There are five parts (think “divisions”) of Titanic Awards; the first is air travel. How bad is air travel? It merits 74 pages of awards. If you travel domestically, or to western European capitals, you envision flight delays, lost luggage, stale pretzels, unfair fees, and rowdy passengers. But if you think globally, you find those things are mild compared to traveling with chickens and livestock in the aisles or having half a wing ripped off by another plane. Wonder what airport, of the 50 biggest, has the worst security? Bad news, it’s in the United States — LAX. Other awards in this division go to the most inexperienced pilot, worst napping (by pilots), and rudest flight attendants. There are awards for airports, facilities, policies, food, breast-aversion, and personnel. And what airport has the worst shopping in the world? Ooops. It’s LAX. Again.

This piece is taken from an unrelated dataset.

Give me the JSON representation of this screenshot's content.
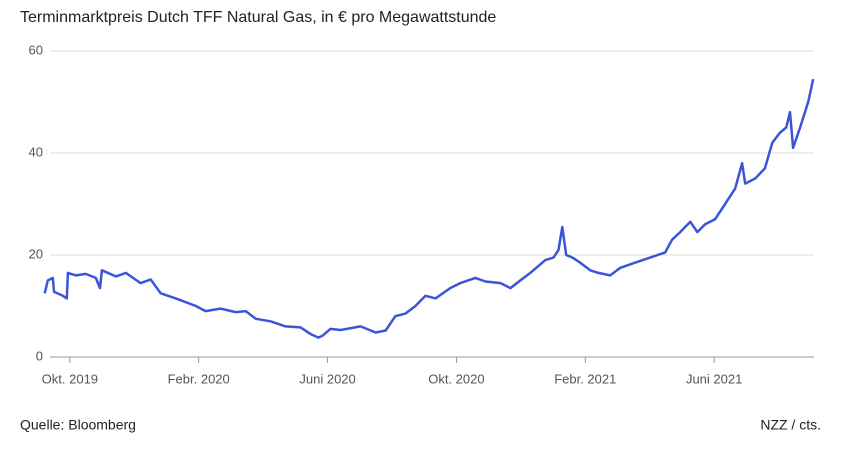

“Surface Transport — Overland and Sea Travel” is 34 pages crammed with such tidbits as: Italy is the country with the worst drivers, the worst traffic jams are in Shanghai, and India wins for both worst highways and “country with the worst back roads.” Okay, so much for driving; what country has the worst trains? India. Want to rethink that visit to the Taj Mahal?
“Hospitality” identifies the “Worst North American Hotel Chain” (Super 8, chosen by reader survey), the “Country with the Worst Toilets” (China), and the “Least Appealing Hotel Name” (Hotel Ufuk, Istanbul, Turkey). It includes a nauseatingly hilarious three pages of “Personal Worst” remembrances of toilets. Surprisingly, only 20 pages were devoted to hospitality, although most seasoned travelers could fill more than that with their own accommodations mishaps and nightmares.
Is it surprising that the country with the most over-rated cuisine (France) is also the country with the rudest waiters? “Food and Drink” features 16 pages of scary gastronomics, and awards “Worst Restaurant Name” to Phat Phuc Noodle Bar in London (U.K.). I’m not so sure that’s worse than the restaurant that earned third place, Stomach Clinic Railways Restaurant in Nairobi, Kenya, whose sign proclaims “Welcome to Stomach Clinic Railways Restaurant. We provide all that is worth the money you pay us.” Just another way of saying “you get what you pay for,” I guess.
“Destinations and Tourism” fills 52 pages with facts about different types of tourists (the British are the cheapest), “Harshest Punishment for Lewd Drunken Behavior by a Tourist” (don’t ask), travel directions, city names, and all the other terrors that await the traveler who has arrived at his or her destination. This is followed by two appendices, “Major Airlines” and “Top 100 Cities.”
While the information in The Titanic Awards may be useful, its best use is giving us some very funny things to consider. I doubt that those who experienced them at the time found them hilarious, but the reader will.
Bottom Line: Would I buy The Titanic Awards? Yes. It’s the perfect book to bring along on your own travels to help pass the time during flight delays.